Sunday, February 3, 2013

Universal Empathy


Margaret Atwood’s “The Labrador Fiasco” was striking, primarily due to the uneasy, anxiety-ridden tone that stretched its way from beginning to end—an effect of Atwood’s literary style, tone and diction. The shift from the reality of her situation to the fictional tale that ties the family together resonated well in consideration of her father’s worsening forgetfulness; It made the reader feel disheveled and never completely settled, and I admire Atwood’s ability to make us feel a bit of her father’s illness and even to an extent, the tension between all the characters involved.  

The way in which, at the very beginning of the essay, Atwood effectively displays a long passing of time and pulls us along her timeline, is just as effective. “It’s October; but which October? One of those Octobers…it looks like [she’s] hunching. In reality that is just the shape she is now” (189). With these words, Atwood harps on a feeling we’ve all felt before- the feeling that time has gone by too quickly and we don’t exactly know where it went, in some cases even a desire to travel back in time and adjust something. That’s absolutely how I feel as a second-semester junior in college, and I think that a lot of students (and sequentially, other readers of this piece) would agree with me in how relative this is to our lives.

What really hit home for me was the way in which, by the last few pages of the piece, it was clear that her father wasn’t going to get any better, rather, he was going to get worse. At one point, she is talking to her mother about how her father has been (after having been gone for awhile), and her mother responds by saying that he needs to walk but doesn’t want to. On a personal level, this reminds me of some of the older relatives I have (I’m sure we all have at least one elderly relative) that have a hard time walking or doing things that I can do easily, or that I have seen them do years ago. What Atwood flawlessly did was place those who are close to my heart in the place of her father, and emotionally, that was an effective move for her to make. I instantly felt for her, and the downhearted tone by the end of the piece leaves us feeling a sense of foreboding and anxiety, undoubtedly her feelings exactly as she realizes her father doesn’t trust her and that things are going downhill.
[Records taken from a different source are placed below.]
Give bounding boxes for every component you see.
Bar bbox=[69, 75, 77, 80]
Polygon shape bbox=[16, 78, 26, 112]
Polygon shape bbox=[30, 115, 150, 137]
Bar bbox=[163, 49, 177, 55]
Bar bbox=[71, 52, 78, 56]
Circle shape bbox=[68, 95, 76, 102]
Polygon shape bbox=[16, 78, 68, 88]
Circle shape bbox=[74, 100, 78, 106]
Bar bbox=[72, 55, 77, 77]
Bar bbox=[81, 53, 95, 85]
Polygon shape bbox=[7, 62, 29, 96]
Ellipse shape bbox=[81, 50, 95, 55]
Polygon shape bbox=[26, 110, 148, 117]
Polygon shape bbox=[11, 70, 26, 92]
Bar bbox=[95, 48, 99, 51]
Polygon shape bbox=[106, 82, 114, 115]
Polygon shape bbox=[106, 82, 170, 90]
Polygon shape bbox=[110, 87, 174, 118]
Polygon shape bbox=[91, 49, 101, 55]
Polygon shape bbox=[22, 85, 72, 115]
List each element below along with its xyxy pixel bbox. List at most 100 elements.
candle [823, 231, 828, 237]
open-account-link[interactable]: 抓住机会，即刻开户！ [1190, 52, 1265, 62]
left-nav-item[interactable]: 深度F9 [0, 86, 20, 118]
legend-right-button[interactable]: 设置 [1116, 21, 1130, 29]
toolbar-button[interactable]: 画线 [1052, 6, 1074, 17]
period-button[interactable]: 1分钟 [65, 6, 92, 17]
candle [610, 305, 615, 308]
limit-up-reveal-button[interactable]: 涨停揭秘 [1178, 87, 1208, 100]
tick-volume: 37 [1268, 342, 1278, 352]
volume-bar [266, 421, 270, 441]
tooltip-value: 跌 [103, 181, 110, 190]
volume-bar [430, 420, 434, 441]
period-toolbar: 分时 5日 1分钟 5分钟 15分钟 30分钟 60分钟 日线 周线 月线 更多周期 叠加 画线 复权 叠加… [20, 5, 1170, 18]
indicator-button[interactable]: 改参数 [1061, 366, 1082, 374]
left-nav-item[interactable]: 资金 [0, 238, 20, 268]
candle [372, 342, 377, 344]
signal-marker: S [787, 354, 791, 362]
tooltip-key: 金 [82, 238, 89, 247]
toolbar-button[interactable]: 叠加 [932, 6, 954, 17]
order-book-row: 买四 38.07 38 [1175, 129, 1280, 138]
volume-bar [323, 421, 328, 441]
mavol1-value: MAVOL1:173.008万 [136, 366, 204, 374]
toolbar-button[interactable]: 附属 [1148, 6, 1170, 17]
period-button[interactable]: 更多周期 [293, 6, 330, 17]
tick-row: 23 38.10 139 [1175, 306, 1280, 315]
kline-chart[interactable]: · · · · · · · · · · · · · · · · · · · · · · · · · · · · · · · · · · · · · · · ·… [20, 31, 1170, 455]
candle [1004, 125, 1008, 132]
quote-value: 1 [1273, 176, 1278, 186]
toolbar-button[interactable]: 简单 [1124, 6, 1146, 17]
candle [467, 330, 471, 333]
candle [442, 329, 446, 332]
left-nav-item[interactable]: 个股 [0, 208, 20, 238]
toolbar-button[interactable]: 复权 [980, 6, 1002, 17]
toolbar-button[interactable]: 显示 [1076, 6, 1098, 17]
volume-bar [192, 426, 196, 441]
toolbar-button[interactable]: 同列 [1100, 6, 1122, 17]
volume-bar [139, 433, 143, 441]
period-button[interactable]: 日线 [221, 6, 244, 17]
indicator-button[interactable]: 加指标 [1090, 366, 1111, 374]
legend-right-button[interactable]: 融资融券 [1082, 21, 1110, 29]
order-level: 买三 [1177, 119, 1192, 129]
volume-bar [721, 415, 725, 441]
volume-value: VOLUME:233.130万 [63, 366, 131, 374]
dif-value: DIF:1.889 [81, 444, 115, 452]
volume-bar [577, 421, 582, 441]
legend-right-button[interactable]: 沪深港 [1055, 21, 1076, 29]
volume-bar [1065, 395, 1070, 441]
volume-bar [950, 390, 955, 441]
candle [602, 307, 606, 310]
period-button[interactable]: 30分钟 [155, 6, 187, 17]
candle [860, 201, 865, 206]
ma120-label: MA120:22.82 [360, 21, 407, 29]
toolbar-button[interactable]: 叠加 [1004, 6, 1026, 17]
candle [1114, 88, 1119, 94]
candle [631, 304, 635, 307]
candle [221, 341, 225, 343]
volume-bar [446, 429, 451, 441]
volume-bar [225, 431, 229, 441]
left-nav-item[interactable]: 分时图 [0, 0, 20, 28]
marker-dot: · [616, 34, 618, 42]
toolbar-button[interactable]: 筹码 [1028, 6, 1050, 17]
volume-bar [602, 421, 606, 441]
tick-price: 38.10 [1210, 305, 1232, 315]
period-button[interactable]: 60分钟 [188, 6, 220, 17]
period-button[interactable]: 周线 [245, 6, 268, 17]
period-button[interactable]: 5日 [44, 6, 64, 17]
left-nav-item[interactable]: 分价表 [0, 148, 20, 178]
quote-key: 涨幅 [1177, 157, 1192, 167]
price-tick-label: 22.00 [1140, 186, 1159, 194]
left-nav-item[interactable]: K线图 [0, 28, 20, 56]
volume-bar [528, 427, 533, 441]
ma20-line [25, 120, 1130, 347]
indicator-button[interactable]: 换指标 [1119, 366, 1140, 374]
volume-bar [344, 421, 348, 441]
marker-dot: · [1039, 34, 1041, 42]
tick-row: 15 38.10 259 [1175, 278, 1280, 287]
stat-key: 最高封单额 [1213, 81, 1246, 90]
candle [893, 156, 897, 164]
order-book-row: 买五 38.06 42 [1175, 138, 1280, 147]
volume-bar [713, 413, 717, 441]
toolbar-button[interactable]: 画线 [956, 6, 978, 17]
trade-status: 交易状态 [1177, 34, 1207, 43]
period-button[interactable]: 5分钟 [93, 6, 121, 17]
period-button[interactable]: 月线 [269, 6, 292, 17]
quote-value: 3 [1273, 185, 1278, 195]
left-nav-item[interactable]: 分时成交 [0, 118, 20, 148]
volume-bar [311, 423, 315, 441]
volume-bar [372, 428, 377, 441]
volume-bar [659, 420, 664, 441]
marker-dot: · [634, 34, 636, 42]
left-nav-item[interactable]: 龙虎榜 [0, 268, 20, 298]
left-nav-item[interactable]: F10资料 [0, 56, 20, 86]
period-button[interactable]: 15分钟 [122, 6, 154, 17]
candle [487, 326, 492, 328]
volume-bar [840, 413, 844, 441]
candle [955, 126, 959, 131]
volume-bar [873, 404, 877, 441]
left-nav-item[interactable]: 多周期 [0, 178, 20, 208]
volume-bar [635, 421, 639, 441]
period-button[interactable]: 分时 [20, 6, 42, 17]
Overall, “The Labrador Fiasco” is a story of time and of aging, and not only are those themes universally relatable, but with Atwood’s skillful diction, they’re also empathy-inducing. The way that she is always coming-and-going from the house and from her parent’s sight reminds me most of myself as well as other college students who live away from home. After being someplace new for so long, I return home to find that a lot of things in my family have changed, even if it’s just the dynamic between my parents or some new medication my mom has to take for cholesterol, for example. I believe that Atwood’s powerful and relatable theme and ability to mirror her own feelings in her readers during such a uneasy time in her life is what makes “The Labrador Fiasco” such a resounding piece.